Süsen den..
Harika- Kızım hadi ya bak ömer yüzünden gelmemezlik yapma.
Süsi sana diyorum.Sabahtan beri harikanın ikna çabalarını dinliyordum. Sınıfta giderim diye düşünmüş üstelik sarpla giderim diye de eklenmiştim. Ta ki Ömer'in konuşmasına rağmen, hala sesi kulaklarımda çınlıyordu. Asiye için benden, bizden, aşkımızdan vazgeçmişti.
Harika- Geliyor musun?
- Anlaşıldı! Tamam diyene kadar senden rahat yok.
Zoraki de olsa kalkıp hazırlanmıştım. Dolaba yönelip ne giyeceğime bakınırken Ömer'in hayali tekrar gözümde canlandı.
Harika- Hiç boşuna bakma annemin butiğinden sana da bişeyler ayarladım.
Benim gelmemi benden çok istiyor ve düşünüyordu.

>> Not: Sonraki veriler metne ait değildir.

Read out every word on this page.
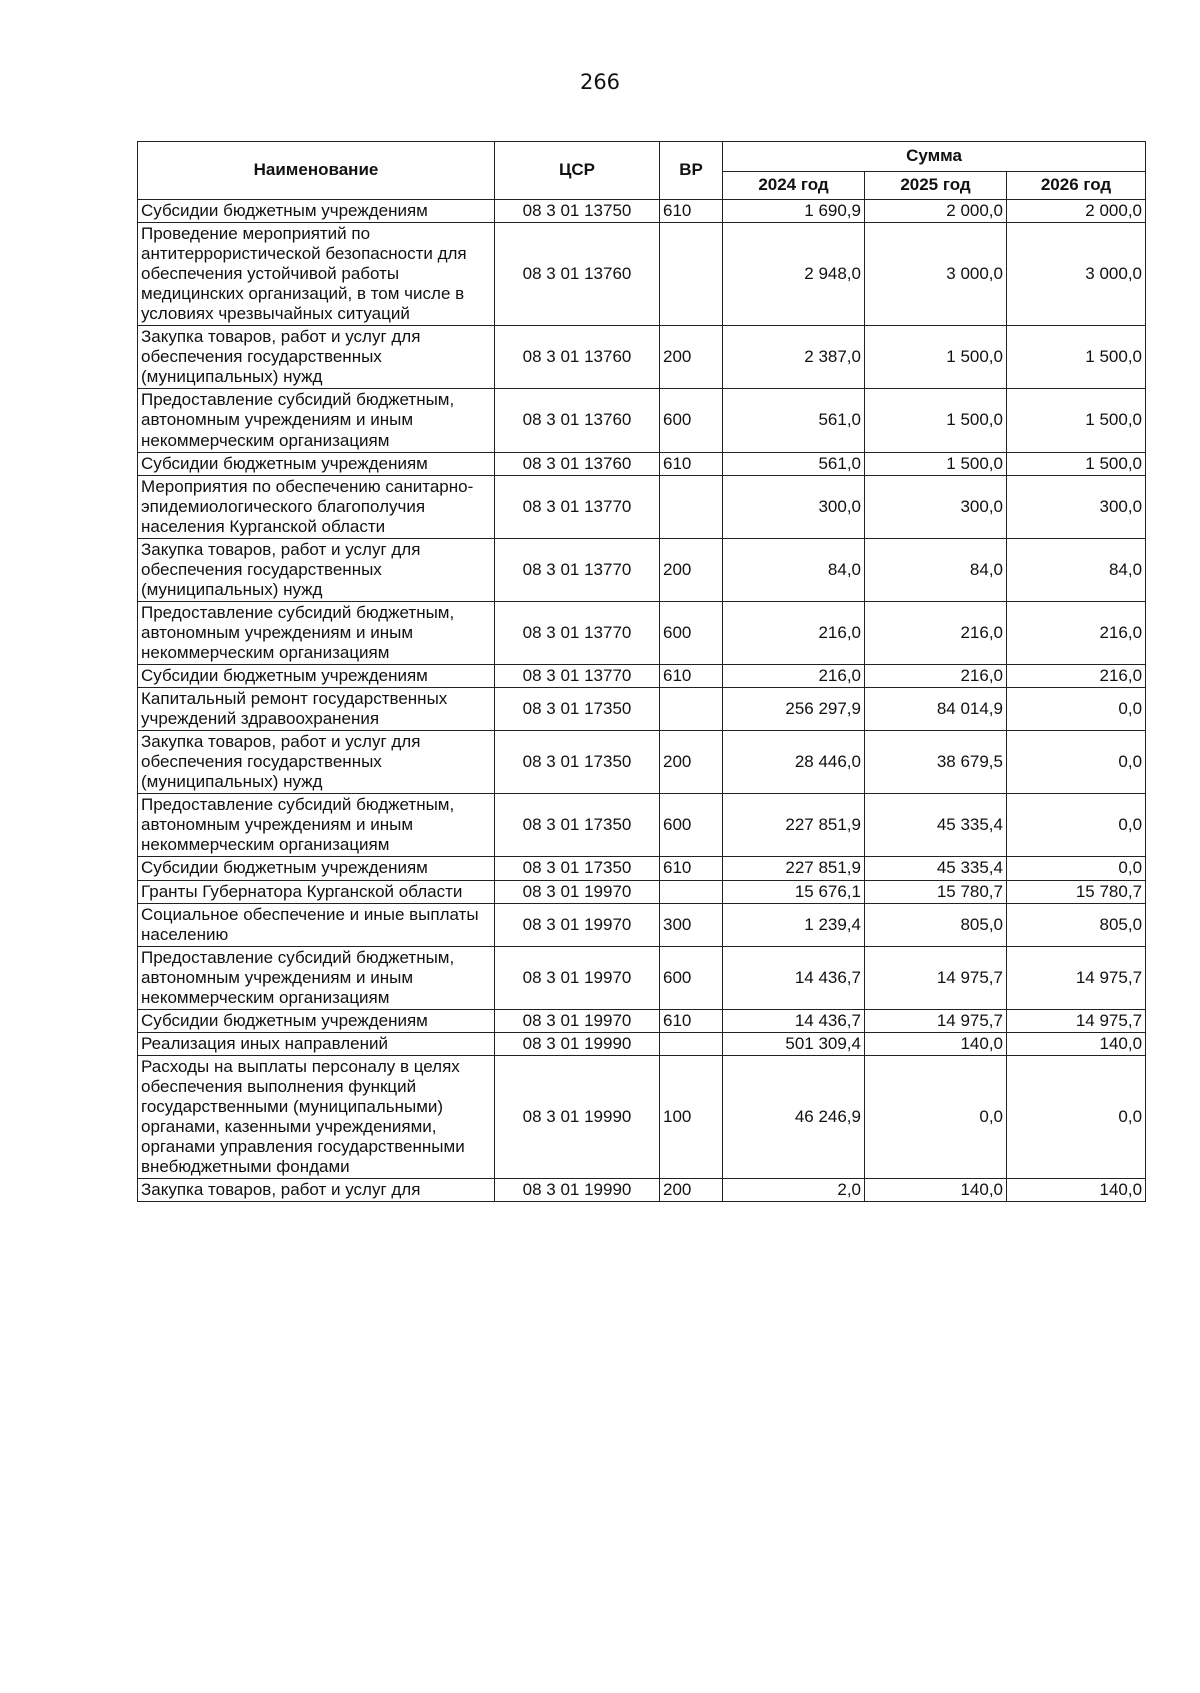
266
Наименование	ЦСР	ВР	Сумма		
			2024 год	2025 год	2026 год
Субсидии бюджетным учреждениям	08 3 01 13750	610	1 690,9	2 000,0	2 000,0
Проведение мероприятий по антитеррористической безопасности для обеспечения устойчивой работы медицинских организаций, в том числе в условиях чрезвычайных ситуаций	08 3 01 13760		2 948,0	3 000,0	3 000,0
Закупка товаров, работ и услуг для обеспечения государственных (муниципальных) нужд	08 3 01 13760	200	2 387,0	1 500,0	1 500,0
Предоставление субсидий бюджетным, автономным учреждениям и иным некоммерческим организациям	08 3 01 13760	600	561,0	1 500,0	1 500,0
Субсидии бюджетным учреждениям	08 3 01 13760	610	561,0	1 500,0	1 500,0
Мероприятия по обеспечению санитарно-эпидемиологического благополучия населения Курганской области	08 3 01 13770		300,0	300,0	300,0
Закупка товаров, работ и услуг для обеспечения государственных (муниципальных) нужд	08 3 01 13770	200	84,0	84,0	84,0
Предоставление субсидий бюджетным, автономным учреждениям и иным некоммерческим организациям	08 3 01 13770	600	216,0	216,0	216,0
Субсидии бюджетным учреждениям	08 3 01 13770	610	216,0	216,0	216,0
Капитальный ремонт государственных учреждений здравоохранения	08 3 01 17350		256 297,9	84 014,9	0,0
Закупка товаров, работ и услуг для обеспечения государственных (муниципальных) нужд	08 3 01 17350	200	28 446,0	38 679,5	0,0
Предоставление субсидий бюджетным, автономным учреждениям и иным некоммерческим организациям	08 3 01 17350	600	227 851,9	45 335,4	0,0
Субсидии бюджетным учреждениям	08 3 01 17350	610	227 851,9	45 335,4	0,0
Гранты Губернатора Курганской области	08 3 01 19970		15 676,1	15 780,7	15 780,7
Социальное обеспечение и иные выплаты населению	08 3 01 19970	300	1 239,4	805,0	805,0
Предоставление субсидий бюджетным, автономным учреждениям и иным некоммерческим организациям	08 3 01 19970	600	14 436,7	14 975,7	14 975,7
Субсидии бюджетным учреждениям	08 3 01 19970	610	14 436,7	14 975,7	14 975,7
Реализация иных направлений	08 3 01 19990		501 309,4	140,0	140,0
Расходы на выплаты персоналу в целях обеспечения выполнения функций государственными (муниципальными) органами, казенными учреждениями, органами управления государственными внебюджетными фондами	08 3 01 19990	100	46 246,9	0,0	0,0
Закупка товаров, работ и услуг для	08 3 01 19990	200	2,0	140,0	140,0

Bir parti için çok mu şık olmuştum. Ama adı üstünde parti kızım günlük kıyafetlerle gidicek değildim. Harika da iyi seçim yapmış. Saçlarımı da harika ya teslim ettikten sonra son kez rujumu sürmüştüm.
Harika- Olaaayyy.. kızım bomba olmuşsun.
- Yok be..
Çanta mı da alıp evden çıkış yspmıştık. Benim arabamla gitmeye karar verip yola çıkmıştık. Biz en son gelmiştik herhalde görünüşe göre herkes gelmişti.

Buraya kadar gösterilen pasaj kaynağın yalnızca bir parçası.